Besok RKUHP Disahkan, Pemerintah Persilakan Masyarakat Tempuh Uji Materi ke MK
Utama

Besok RKUHP Disahkan, Pemerintah Persilakan Masyarakat Tempuh Uji Materi ke MK

Jimly menyarankan publik menerima pengesahan RKUHP menjadi UU. Menerima pengesahan menjadi UU tidak berarti berhenti mengkritisi materi RUU KUHP bila disahkan menjadi UU.

Oleh:
Rofiq Hidayat
Bacaan 4 Menit

“Sudah terima saja dulu sambil kritisisme kita jangan berhenti. Kalau ada pasal-pasal (dinilai) tidak adil, ya diajukan kepada Mahkamah Konstitusi,” ujarnya.

Bagi anggota DPD ini, RKUHP berstatus mendesak agar disahkan menjadi UU terlebih dulu. Sebab, KUHP peninggalan kolonial Belanda yang digunakan selama ini tak lagi relevan dengan perkembangan hukum dan dinamika masyarakat. Meskipun demikian, ia sepakat rumusan materi RKUHP dinilai masih belum sempurna.

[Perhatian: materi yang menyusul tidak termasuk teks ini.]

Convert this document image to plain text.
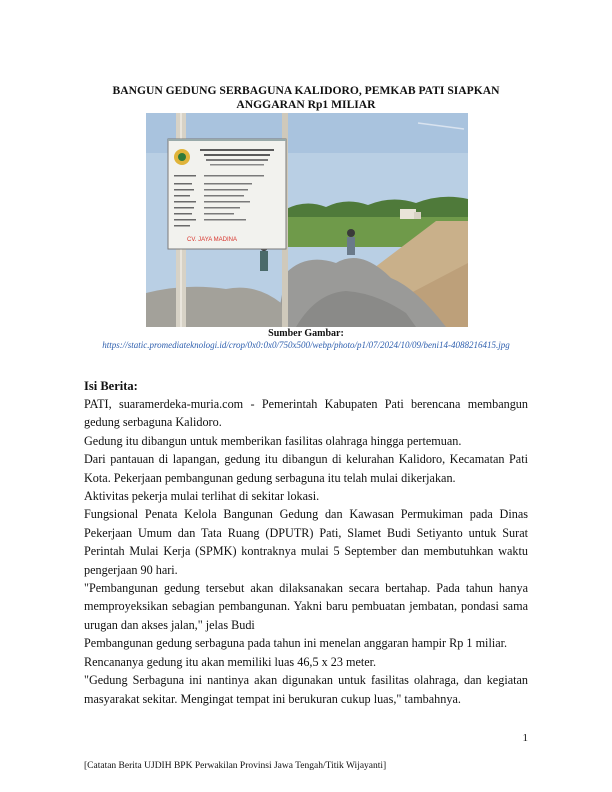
BANGUN GEDUNG SERBAGUNA KALIDORO, PEMKAB PATI SIAPKAN ANGGARAN Rp1 MILIAR
CV. JAYA MADINA
Sumber Gambar:
https://static.promediateknologi.id/crop/0x0:0x0/750x500/webp/photo/p1/07/2024/10/09/beni14-4088216415.jpg
Isi Berita:

PATI, suaramerdeka-muria.com - Pemerintah Kabupaten Pati berencana membangun gedung serbaguna Kalidoro.

Gedung itu dibangun untuk memberikan fasilitas olahraga hingga pertemuan.

Dari pantauan di lapangan, gedung itu dibangun di kelurahan Kalidoro, Kecamatan Pati Kota. Pekerjaan pembangunan gedung serbaguna itu telah mulai dikerjakan.

Aktivitas pekerja mulai terlihat di sekitar lokasi.

Fungsional Penata Kelola Bangunan Gedung dan Kawasan Permukiman pada Dinas Pekerjaan Umum dan Tata Ruang (DPUTR) Pati, Slamet Budi Setiyanto untuk Surat Perintah Mulai Kerja (SPMK) kontraknya mulai 5 September dan membutuhkan waktu pengerjaan 90 hari.

"Pembangunan gedung tersebut akan dilaksanakan secara bertahap. Pada tahun hanya memproyeksikan sebagian pembangunan. Yakni baru pembuatan jembatan, pondasi sama urugan dan akses jalan," jelas Budi

Pembangunan gedung serbaguna pada tahun ini menelan anggaran hampir Rp 1 miliar.

Rencananya gedung itu akan memiliki luas 46,5 x 23 meter.

"Gedung Serbaguna ini nantinya akan digunakan untuk fasilitas olahraga, dan kegiatan masyarakat sekitar. Mengingat tempat ini berukuran cukup luas," tambahnya.

1
[Catatan Berita UJDIH BPK Perwakilan Provinsi Jawa Tengah/Titik Wijayanti]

Tapi, seiring berjalannya waktu bakal terdapat beragam masukan masyarakat terkait penerapan KUHP baru yang nantinya bisa diperbaiki.   

Sederet pasal bermasalah

Sementara di luar Gedung DPR terdapat elemen masyarakat yang melakukan aksi unjuk rasa penolakan terhadap RKUHP. Masyarakat yang terdiri dari sejumlah lintas komunitas yang tergabung dalam Aliansi Nasional Reformasi KUHP mengelar aksi simbolik tabur bunga dan membakar kitab RKUHP di depan gedung DPR sebagai tanda atas kematian demokrasi di Indonesia.

“Aksi ini dilakukan setelah Pemerintah dan DPR berencana mengesahkan RKHP dalam rapat paripurna yang diselenggarakan pada Selasa 6 Desember 2022. Padahal aturan ini ditolak oleh masyarakat,” ujar Direktur Eksekutif LBH Jakarta, Citra Refarendum melalui keterangan tertulisnya.

Menurutnya, RKUHP menjadi produk hukum hasil dari DPR bersama pemerintah. Sayangnya, draf RKUHP yang bakal disahkan menjadi UU dinilai masih memuat sederet pasal bermasalah yang selama ini ditentang oleh publik. Pasal-pasal bermasalah tersebut berpotensi membawa masyarakat Indonesia masuk ke masa penjajahan oleh pemerintah sendiri.

Citra menuturkan berdasarkan pantauan sementara Aliansi Nasional Reformasi KUHP, pasal-pasal yang terkandung dalam draf akhir RKUHP masih memuat pasal-pasal anti demokrasi, melanggengkan korupsi di Indonesia, membungkam kebebasan pers. Kemudian, menghambat kebebasan akademik, mengatur ruang privat masyarakat, diskriminatif terhadap perempuan dan kelompok marginal, mengancam keberadaan masyarakat adat, dan memiskinkan rakyat.

“Aturan ini lagi-lagi menjadi aturan yang tajam ke bawah, tumpul ke atas karena mempersulit jeratan pada korporasi jahat yang melanggar hak masyarakat dan pekerja,” ujarnya.

Sementara Wakil Ketua DPR Sufmi Dasco Ahmad mengatakan masih adanya penolakan masyarakat terhadap RKUHP merupakan hak konstitusional warga negara dalam berdemokrasi. Apalagi melakukan unjuk rasa dalam menyampaikan pendapatnya dijamin oleh UU. Tapi pastinya, RKUHP telah melewati berbagai proses dari tahap penyusunan, pembahasan, sosialisasi dan dialog publik terhadap sejumlah pasal yang dipandang kontrovesial.

Menurutnya, RKUHP bentukan pemerintah bersama DPR tak dapat memuaskan seluruh elemen masyarakat. Meski demikian, nasib RKUHP harus diambil keputusan untuk disetujui dan disahkan menjadi UU dalam rapat paripurna sebagai forum tertinggi pengambilan keputusan tingkat II. “Karena sudah disetujui dalam tingkat I, saya pikir itu sudah selesai di DPR,” katanya.